If your organization uses Gmail or Google Apps for messaging, our guide to mastering gmail will help you build your filters that forward the message on to its intended party and archive it so you never see it, or even set up canned responses to the frequent offender who just won't learn from their mistakes. If you do have someone who just can't get it right, I'd suggest doing both, or at least CC'ing them on the forward every time it goes out. If your company uses Microsoft Exchange, check out this guide to filtering email in Outlook and this MIcrosoft help article to help you get started there. Outlook has somewhat less robust tools for filtering than Gmail does, but it can get the job done just as well in this case. If you're using Thunderbird or another email client, there's likely a tutorial on setting up mail filters and rules for you available, just Google it.

Depending on your threshold for repeat offenders, it may be quicker and easier for you to set up a filter after the first misdirected message comes in, rather than wait and be annoyed when a second or third one arrives. Considering mail filters and canned responses are quick and easy to configure, there's no reason not to manually forward a message more than two or three times. Let your tool of choice do the work for you so you don't have to think about it.
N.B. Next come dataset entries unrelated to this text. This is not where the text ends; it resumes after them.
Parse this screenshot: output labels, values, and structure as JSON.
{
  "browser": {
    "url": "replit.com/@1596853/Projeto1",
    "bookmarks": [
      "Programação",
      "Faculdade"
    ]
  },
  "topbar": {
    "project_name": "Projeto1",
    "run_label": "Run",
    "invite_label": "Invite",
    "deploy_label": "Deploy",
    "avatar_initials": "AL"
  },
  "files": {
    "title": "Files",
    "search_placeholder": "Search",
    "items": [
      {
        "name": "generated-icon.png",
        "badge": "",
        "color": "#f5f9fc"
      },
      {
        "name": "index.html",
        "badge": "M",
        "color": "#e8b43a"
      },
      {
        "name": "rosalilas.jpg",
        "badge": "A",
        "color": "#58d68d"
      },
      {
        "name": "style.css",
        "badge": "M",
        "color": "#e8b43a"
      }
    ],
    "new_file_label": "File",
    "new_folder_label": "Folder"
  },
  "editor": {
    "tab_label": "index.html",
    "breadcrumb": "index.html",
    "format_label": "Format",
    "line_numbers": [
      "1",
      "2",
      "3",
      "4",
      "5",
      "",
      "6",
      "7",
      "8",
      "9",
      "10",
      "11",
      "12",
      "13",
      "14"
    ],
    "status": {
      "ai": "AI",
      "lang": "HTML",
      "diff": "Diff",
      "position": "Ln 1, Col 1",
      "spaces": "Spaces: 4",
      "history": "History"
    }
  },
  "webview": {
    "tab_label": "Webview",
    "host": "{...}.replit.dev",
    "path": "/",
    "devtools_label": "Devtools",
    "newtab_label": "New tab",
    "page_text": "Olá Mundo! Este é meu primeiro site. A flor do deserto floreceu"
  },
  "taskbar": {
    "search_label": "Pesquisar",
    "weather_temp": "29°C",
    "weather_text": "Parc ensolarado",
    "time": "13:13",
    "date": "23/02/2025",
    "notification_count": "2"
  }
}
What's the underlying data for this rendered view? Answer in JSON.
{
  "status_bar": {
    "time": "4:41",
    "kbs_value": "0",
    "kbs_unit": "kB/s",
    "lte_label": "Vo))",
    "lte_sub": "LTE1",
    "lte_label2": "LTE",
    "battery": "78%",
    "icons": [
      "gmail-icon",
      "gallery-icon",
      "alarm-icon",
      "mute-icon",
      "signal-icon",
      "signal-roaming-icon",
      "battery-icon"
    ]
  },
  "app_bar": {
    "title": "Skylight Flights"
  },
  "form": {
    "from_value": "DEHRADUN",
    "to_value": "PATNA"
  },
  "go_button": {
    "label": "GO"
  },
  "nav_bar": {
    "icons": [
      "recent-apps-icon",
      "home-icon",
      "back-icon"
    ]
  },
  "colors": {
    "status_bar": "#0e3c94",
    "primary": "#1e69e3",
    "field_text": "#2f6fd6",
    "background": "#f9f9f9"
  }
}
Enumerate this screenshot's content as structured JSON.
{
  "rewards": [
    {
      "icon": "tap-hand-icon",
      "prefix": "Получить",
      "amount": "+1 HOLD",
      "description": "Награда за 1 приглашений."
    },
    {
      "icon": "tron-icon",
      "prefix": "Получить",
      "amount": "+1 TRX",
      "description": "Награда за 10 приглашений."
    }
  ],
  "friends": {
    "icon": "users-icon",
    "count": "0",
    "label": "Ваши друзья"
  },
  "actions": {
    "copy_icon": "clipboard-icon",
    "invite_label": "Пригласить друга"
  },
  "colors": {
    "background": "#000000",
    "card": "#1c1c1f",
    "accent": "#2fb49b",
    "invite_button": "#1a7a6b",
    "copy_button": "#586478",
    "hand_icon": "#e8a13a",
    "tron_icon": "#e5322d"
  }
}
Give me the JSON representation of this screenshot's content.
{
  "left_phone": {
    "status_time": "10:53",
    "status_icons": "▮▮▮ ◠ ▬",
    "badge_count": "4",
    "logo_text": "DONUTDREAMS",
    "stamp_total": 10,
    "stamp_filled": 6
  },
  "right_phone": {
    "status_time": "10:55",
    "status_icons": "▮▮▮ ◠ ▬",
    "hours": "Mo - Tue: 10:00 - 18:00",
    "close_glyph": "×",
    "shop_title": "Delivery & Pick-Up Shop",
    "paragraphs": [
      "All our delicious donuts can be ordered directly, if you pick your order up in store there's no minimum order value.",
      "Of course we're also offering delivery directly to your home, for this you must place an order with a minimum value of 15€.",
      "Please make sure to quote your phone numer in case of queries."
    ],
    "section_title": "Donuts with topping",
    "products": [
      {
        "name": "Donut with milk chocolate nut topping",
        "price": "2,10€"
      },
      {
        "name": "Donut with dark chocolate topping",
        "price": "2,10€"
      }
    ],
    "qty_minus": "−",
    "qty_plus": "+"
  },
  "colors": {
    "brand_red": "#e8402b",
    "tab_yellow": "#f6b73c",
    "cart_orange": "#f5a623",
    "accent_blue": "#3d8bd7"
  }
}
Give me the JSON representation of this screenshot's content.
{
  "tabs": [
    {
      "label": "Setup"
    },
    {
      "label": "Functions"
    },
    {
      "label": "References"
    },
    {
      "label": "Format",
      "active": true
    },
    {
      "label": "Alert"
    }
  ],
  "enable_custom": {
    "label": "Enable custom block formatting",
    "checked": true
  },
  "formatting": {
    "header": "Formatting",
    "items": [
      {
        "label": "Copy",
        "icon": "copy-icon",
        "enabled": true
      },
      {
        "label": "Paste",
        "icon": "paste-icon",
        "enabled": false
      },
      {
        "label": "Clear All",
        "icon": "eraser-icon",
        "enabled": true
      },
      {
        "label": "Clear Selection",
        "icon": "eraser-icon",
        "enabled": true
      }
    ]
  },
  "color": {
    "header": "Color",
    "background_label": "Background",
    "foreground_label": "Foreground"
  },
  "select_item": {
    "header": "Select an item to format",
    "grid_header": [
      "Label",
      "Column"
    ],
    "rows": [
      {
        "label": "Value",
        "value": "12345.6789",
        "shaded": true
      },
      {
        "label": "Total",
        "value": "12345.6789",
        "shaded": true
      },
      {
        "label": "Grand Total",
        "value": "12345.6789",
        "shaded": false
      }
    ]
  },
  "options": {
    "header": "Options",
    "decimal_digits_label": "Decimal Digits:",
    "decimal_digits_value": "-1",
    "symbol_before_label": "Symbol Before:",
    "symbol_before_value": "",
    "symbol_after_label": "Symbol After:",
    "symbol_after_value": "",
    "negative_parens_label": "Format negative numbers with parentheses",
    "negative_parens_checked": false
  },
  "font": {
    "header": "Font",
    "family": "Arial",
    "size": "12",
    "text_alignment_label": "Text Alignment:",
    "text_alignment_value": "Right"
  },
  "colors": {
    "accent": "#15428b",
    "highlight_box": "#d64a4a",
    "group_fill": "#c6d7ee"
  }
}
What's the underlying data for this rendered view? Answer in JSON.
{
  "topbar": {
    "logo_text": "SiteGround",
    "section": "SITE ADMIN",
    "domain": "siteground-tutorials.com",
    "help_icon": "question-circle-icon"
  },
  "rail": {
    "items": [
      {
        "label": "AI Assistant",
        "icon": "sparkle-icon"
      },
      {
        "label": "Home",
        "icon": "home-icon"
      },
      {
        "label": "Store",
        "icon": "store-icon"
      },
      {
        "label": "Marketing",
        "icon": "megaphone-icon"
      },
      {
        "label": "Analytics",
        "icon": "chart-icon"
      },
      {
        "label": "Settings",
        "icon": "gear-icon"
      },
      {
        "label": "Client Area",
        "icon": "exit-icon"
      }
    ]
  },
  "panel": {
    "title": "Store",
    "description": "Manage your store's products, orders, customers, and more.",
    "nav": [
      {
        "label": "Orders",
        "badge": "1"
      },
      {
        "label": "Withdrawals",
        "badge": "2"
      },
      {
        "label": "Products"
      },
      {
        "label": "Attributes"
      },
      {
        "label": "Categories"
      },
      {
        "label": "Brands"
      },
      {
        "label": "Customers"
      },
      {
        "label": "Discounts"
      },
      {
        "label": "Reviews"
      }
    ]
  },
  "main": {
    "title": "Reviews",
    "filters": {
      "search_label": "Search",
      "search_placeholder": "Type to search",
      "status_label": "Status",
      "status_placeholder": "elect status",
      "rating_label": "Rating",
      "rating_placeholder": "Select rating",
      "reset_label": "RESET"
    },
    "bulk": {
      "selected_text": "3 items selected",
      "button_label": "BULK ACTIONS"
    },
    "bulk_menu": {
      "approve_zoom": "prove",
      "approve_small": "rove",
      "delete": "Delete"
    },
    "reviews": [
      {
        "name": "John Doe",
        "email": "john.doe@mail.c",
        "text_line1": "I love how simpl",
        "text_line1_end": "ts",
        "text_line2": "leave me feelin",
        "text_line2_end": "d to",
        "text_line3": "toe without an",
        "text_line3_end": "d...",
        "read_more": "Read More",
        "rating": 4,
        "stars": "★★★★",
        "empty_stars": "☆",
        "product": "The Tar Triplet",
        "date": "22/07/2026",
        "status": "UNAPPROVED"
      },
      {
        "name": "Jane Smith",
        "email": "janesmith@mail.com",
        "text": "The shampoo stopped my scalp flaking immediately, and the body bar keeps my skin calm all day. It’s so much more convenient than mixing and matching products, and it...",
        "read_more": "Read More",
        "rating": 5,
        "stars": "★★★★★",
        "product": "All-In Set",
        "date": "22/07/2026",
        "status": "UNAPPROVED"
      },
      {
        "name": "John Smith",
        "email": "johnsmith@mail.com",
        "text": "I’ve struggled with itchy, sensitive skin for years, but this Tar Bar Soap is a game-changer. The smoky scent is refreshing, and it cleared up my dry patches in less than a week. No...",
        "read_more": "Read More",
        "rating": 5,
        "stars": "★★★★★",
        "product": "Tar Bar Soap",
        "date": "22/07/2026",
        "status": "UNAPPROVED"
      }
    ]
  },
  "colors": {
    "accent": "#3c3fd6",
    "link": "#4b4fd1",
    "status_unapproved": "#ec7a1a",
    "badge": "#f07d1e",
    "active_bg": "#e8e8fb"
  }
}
How to Handle Emails You Receive That Are Intended for Someone Else

Keep an Eye Open, Though

Most people know what it's like to get an email intended for someone else. If this is in a professional situation or an office, it's pretty cut and dry. If you're getting email that appears to be intended for someone else to your personal addresses, it's also likely nothing big or important, and as we said, only send it along if you know who it's supposed to go to, and only reply if the sender is a real person. However, if you start getting repeated emails that seem like they're for someone else to your email address, you may want to check with the company sending them to make sure someone isn't using your email address—or any other personal data—and masquerading as you.

This old Metafilter thread has a few examples of people who would never have noticed their identity had been stolen if they hadn't suddenly started getting promotional and account-related emails from companies they'd never worked with, even if they were addressed to a different name.